Le soulèvement de plusieurs pays arabes contre leurs dirigeants aura marqué ce début d'année.
Si l'on peut remarquer la réussite des révolutions tunisiennes et égyptiennes, sans doute l'échec de la révolte lybienne qui se termine dans un bain de sang, on constatera que cette aspiration à la liberté aura secoué le monde arabe dans son entier.
Dans de nombreux pays, les gouvernants, par peur de la contagion, ce sont empressés de mettre en place des mesures d'assouplissement de l'ordre établi :
- en Algérie, le régime a mis fin à 19 années d'état d'urgence
- au Maroc, une réforme constitutionnelle sera bientôt proposée au vote
- au sultanat d'Oman, même chose où la réforme devrait donner un véritable pouvoir législatif à ses parlementaires
- en Jordanie, le gouvernement a été remplacé par un autre
- en Arabie Saoudite, le régime a mis en place des réformes sociales et pour les étudiants
Partout, "souffle un vent de liberté" s'enthousiasme la presse en soulignant le retard pris par les islamistes par rapport à ces mouvements.
Pourtant, il convient d'être prudent : ce n'est pas parce qu'ils n'ont ni su le voir venir, ni su s'y associer tout de suite que les mouvements islamistes ont tout perdu.
En Tunisie par exemple, l'attente est de mise.
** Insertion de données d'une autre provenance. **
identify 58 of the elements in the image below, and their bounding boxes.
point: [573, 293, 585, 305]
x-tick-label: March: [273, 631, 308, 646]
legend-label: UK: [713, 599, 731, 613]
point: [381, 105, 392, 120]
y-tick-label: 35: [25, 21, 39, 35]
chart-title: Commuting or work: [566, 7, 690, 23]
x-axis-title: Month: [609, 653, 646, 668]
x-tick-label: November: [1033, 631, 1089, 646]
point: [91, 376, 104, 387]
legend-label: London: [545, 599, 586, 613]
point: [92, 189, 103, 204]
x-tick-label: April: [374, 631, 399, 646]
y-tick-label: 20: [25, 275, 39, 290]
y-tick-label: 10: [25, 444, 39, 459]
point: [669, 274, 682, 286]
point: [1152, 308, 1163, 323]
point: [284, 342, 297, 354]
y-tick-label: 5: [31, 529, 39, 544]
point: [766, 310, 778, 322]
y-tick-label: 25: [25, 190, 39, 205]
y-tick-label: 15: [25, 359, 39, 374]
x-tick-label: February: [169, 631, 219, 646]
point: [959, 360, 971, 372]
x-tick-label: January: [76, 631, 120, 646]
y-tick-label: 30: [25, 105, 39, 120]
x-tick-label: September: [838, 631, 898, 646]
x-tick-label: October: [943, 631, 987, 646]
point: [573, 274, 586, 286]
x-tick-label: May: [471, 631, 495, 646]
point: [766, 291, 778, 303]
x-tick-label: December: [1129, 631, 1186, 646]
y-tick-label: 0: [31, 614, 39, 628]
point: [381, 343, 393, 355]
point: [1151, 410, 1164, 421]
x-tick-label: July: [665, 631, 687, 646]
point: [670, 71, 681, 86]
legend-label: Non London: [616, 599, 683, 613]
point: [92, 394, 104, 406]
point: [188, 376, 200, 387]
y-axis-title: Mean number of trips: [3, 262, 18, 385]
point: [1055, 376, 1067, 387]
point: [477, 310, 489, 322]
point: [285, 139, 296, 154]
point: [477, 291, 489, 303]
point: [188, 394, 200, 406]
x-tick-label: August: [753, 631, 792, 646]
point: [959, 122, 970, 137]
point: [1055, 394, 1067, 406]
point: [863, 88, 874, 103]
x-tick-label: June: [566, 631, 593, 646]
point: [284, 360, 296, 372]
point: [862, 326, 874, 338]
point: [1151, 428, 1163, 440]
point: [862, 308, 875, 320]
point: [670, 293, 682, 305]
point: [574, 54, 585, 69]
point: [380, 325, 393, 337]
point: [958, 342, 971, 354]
Idem chez les Frères musulmans d'Egypte. Selon sans doute un équivalent local du proverbe "tout vient à point à qui sait attendre".
Soulignons aussi que les démocraties occidentales n'ont pas plus anticipé ces mouvements ; elles ont au contraire montré une frilosité à soutenir ces mouvements qui a mis en exergue les rapports incestueux qu'ils pouvaient entretenir avec les élites de ces régimes.
Alors, que faire ?
Encourager la démocratie dans ces pays, bien sûr, mais aussi TOUS les droits de l'homme : leur rappeler qu'une vraie liberté de religion, d'opinion, c'est une vie politique et une société où l'on a droit de penser ce qu'on veut, en particulier de la religion.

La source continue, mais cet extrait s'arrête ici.